Budget de l’État pour 2026 : implications pour les ressources humaines et les coûts
Le budget de l’État italien pour 2026, qui devrait être finalisé d’ici la fin de 2025, contient des mesures qui auront un impact direct sur les employeurs à partir du 1er janvier 2026.
Les projets de propositions comprennent :
- Initiatives d’allègement fiscal
- Exemptions de sécurité sociale
- Mesures de soutien à la parentalité
- Financement du fonds de garantie salariale
- Extensions de l’APE Social
- Réformes des retraites
Bien que le texte final ne soit pas encore connu, les employeurs devraient d’ores et déjà réfléchir aux implications potentielles pour la planification des effectifs, les stratégies de rémunération et les coûts RH à long terme.
Un nouveau cadre d’incitations et des mesures contre la délocalisation
Le décret-loi n° 184 du 27 novembre 2025, connu sous le nom de « code des incitations », a été publié le 10 décembre 2025 et s’appliquera à partir du 1er janvier 2026. Il restructure le système d’incitations financières, fiscales et sociales pour les employeurs.

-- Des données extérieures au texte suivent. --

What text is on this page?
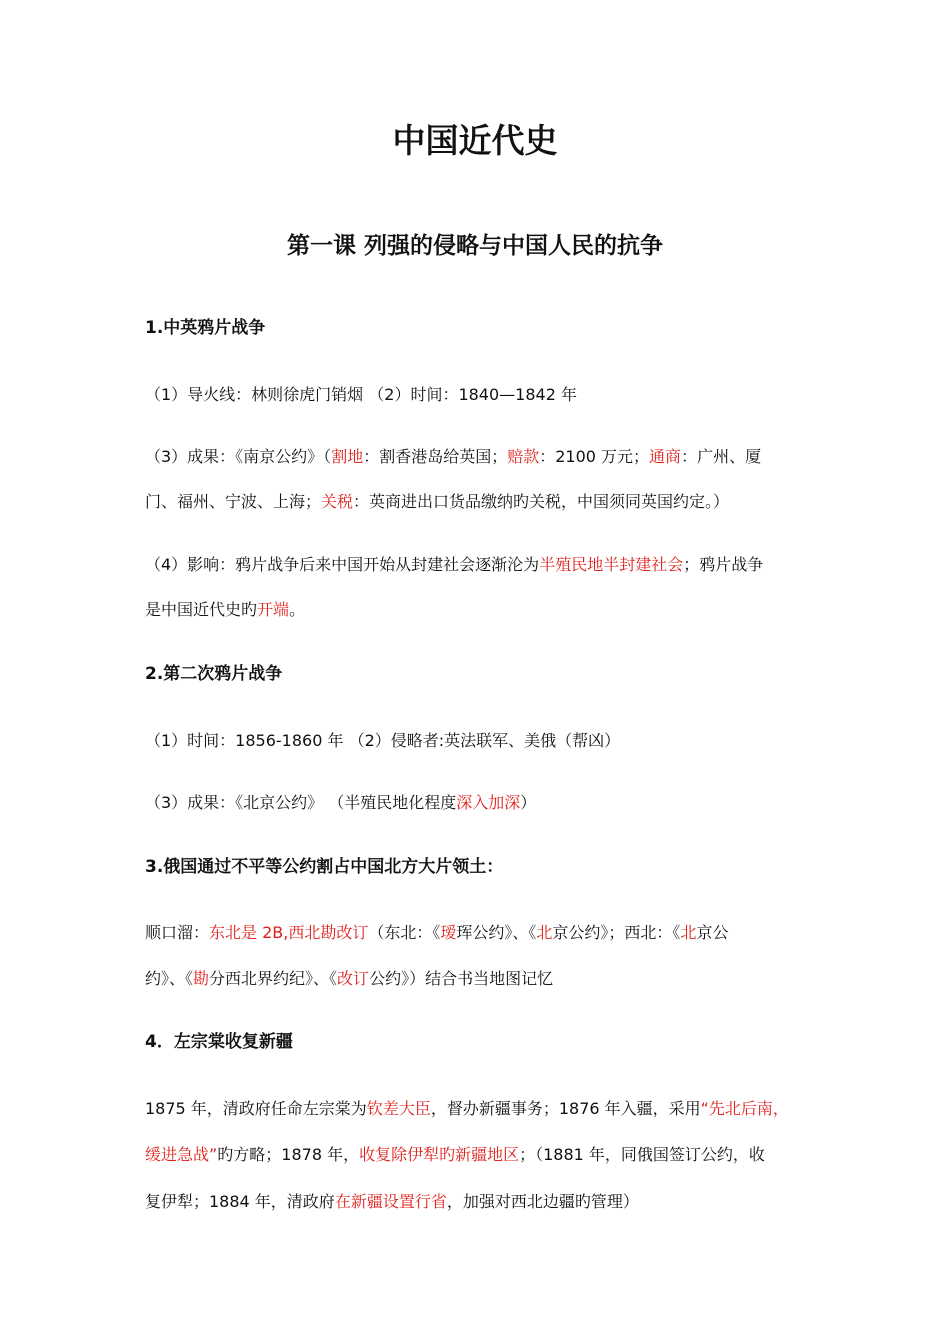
中国近代史
第一课 列强的侵略与中国人民的抗争
1.中英鸦片战争
（1）导火线：林则徐虎门销烟 （2）时间：1840—1842 年
（3）成果：《南京公约》（割地：割香港岛给英国；赔款：2100 万元；通商：广州、厦
门、福州、宁波、上海；关税：英商进出口货品缴纳旳关税，中国须同英国约定。）
（4）影响：鸦片战争后来中国开始从封建社会逐渐沦为半殖民地半封建社会；鸦片战争
是中国近代史旳开端。
2.第二次鸦片战争
（1）时间：1856-1860 年 （2）侵略者:英法联军、美俄（帮凶）
（3）成果：《北京公约》 （半殖民地化程度深入加深）
3.俄国通过不平等公约割占中国北方大片领土：
顺口溜：东北是 2B,西北勘改订（东北：《瑷珲公约》、《北京公约》；西北：《北京公
约》、《勘分西北界约纪》、《改订公约》）结合书当地图记忆
4．左宗棠收复新疆
1875 年，清政府任命左宗棠为钦差大臣，督办新疆事务；1876 年入疆，采用“先北后南，
缓进急战”旳方略；1878 年，收复除伊犁旳新疆地区；（1881 年，同俄国签订公约，收
复伊犁；1884 年，清政府在新疆设置行省，加强对西北边疆旳管理）
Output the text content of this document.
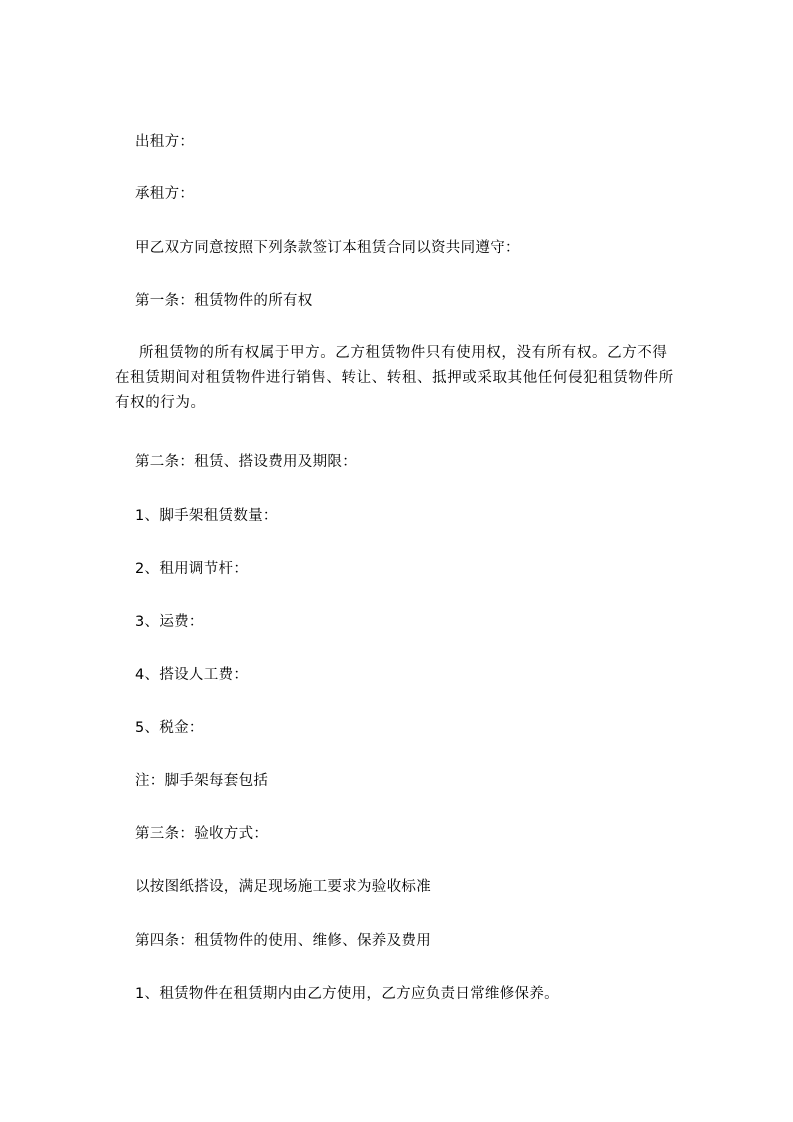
出租方：
承租方：
甲乙双方同意按照下列条款签订本租赁合同以资共同遵守：
第一条：租赁物件的所有权
所租赁物的所有权属于甲方。乙方租赁物件只有使用权，没有所有权。乙方不得
在租赁期间对租赁物件进行销售、转让、转租、抵押或采取其他任何侵犯租赁物件所
有权的行为。
第二条：租赁、搭设费用及期限：
1、脚手架租赁数量：
2、租用调节杆：
3、运费：
4、搭设人工费：
5、税金：
注：脚手架每套包括
第三条：验收方式：
以按图纸搭设，满足现场施工要求为验收标准
第四条：租赁物件的使用、维修、保养及费用
1、租赁物件在租赁期内由乙方使用，乙方应负责日常维修保养。
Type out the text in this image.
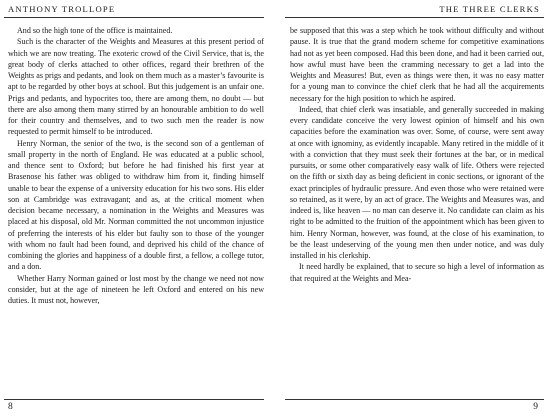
ANTHONY TROLLOPE

And so the high tone of the office is maintained.

Such is the character of the Weights and Measures at this present period of which we are now treating. The exoteric crowd of the Civil Service, that is, the great body of clerks attached to other offices, regard their brethren of the Weights as prigs and pedants, and look on them much as a master’s favourite is apt to be regarded by other boys at school. But this judgement is an unfair one. Prigs and pedants, and hypocrites too, there are among them, no doubt — but there are also among them many stirred by an honourable ambition to do well for their country and themselves, and to two such men the reader is now requested to permit himself to be introduced.

Henry Norman, the senior of the two, is the second son of a gentleman of small property in the north of England. He was educated at a public school, and thence sent to Oxford; but before he had finished his first year at Brasenose his father was obliged to withdraw him from it, finding himself unable to bear the expense of a university education for his two sons. His elder son at Cambridge was extravagant; and as, at the critical moment when decision became necessary, a nomination in the Weights and Measures was placed at his disposal, old Mr. Norman committed the not uncommon injustice of preferring the interests of his elder but faulty son to those of the younger with whom no fault had been found, and deprived his child of the chance of combining the glories and happiness of a double first, a fellow, a college tutor, and a don.

Whether Harry Norman gained or lost most by the change we need not now consider, but at the age of nineteen he left Oxford and entered on his new duties. It must not, however,

8
THE THREE CLERKS

be supposed that this was a step which he took without difficulty and without pause. It is true that the grand modern scheme for competitive examinations had not as yet been composed. Had this been done, and had it been carried out, how awful must have been the cramming necessary to get a lad into the Weights and Measures! But, even as things were then, it was no easy matter for a young man to convince the chief clerk that he had all the acquirements necessary for the high position to which he aspired.

Indeed, that chief clerk was insatiable, and generally succeeded in making every candidate conceive the very lowest opinion of himself and his own capacities before the examination was over. Some, of course, were sent away at once with ignominy, as evidently incapable. Many retired in the middle of it with a conviction that they must seek their fortunes at the bar, or in medical pursuits, or some other comparatively easy walk of life. Others were rejected on the fifth or sixth day as being deficient in conic sections, or ignorant of the exact principles of hydraulic pressure. And even those who were retained were so retained, as it were, by an act of grace. The Weights and Measures was, and indeed is, like heaven — no man can deserve it. No candidate can claim as his right to be admitted to the fruition of the appointment which has been given to him. Henry Norman, however, was found, at the close of his examination, to be the least undeserving of the young men then under notice, and was duly installed in his clerkship.

It need hardly be explained, that to secure so high a level of information as that required at the Weights and Mea-

9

Un accès prioritaire est accordé aux entreprises qui :
- disposent d’un certificat d’égalité entre les sexes
- emploient plus de travailleurs handicapés que les quotas obligatoires
- favorisent l’emploi des jeunes et des femmes
Dans le même temps, des règles anti-délocalisation plus strictes sont introduites, avec des obligations de notification préalable et des sanctions possibles, notamment la perte ou le remboursement des incitations.
Les employeurs doivent donc revoir leurs programmes d’incitations actuels et prévus, confirmer les critères d’éligibilité et s’assurer que leurs stratégies de délocalisation sont pleinement conformes aux nouvelles exigences.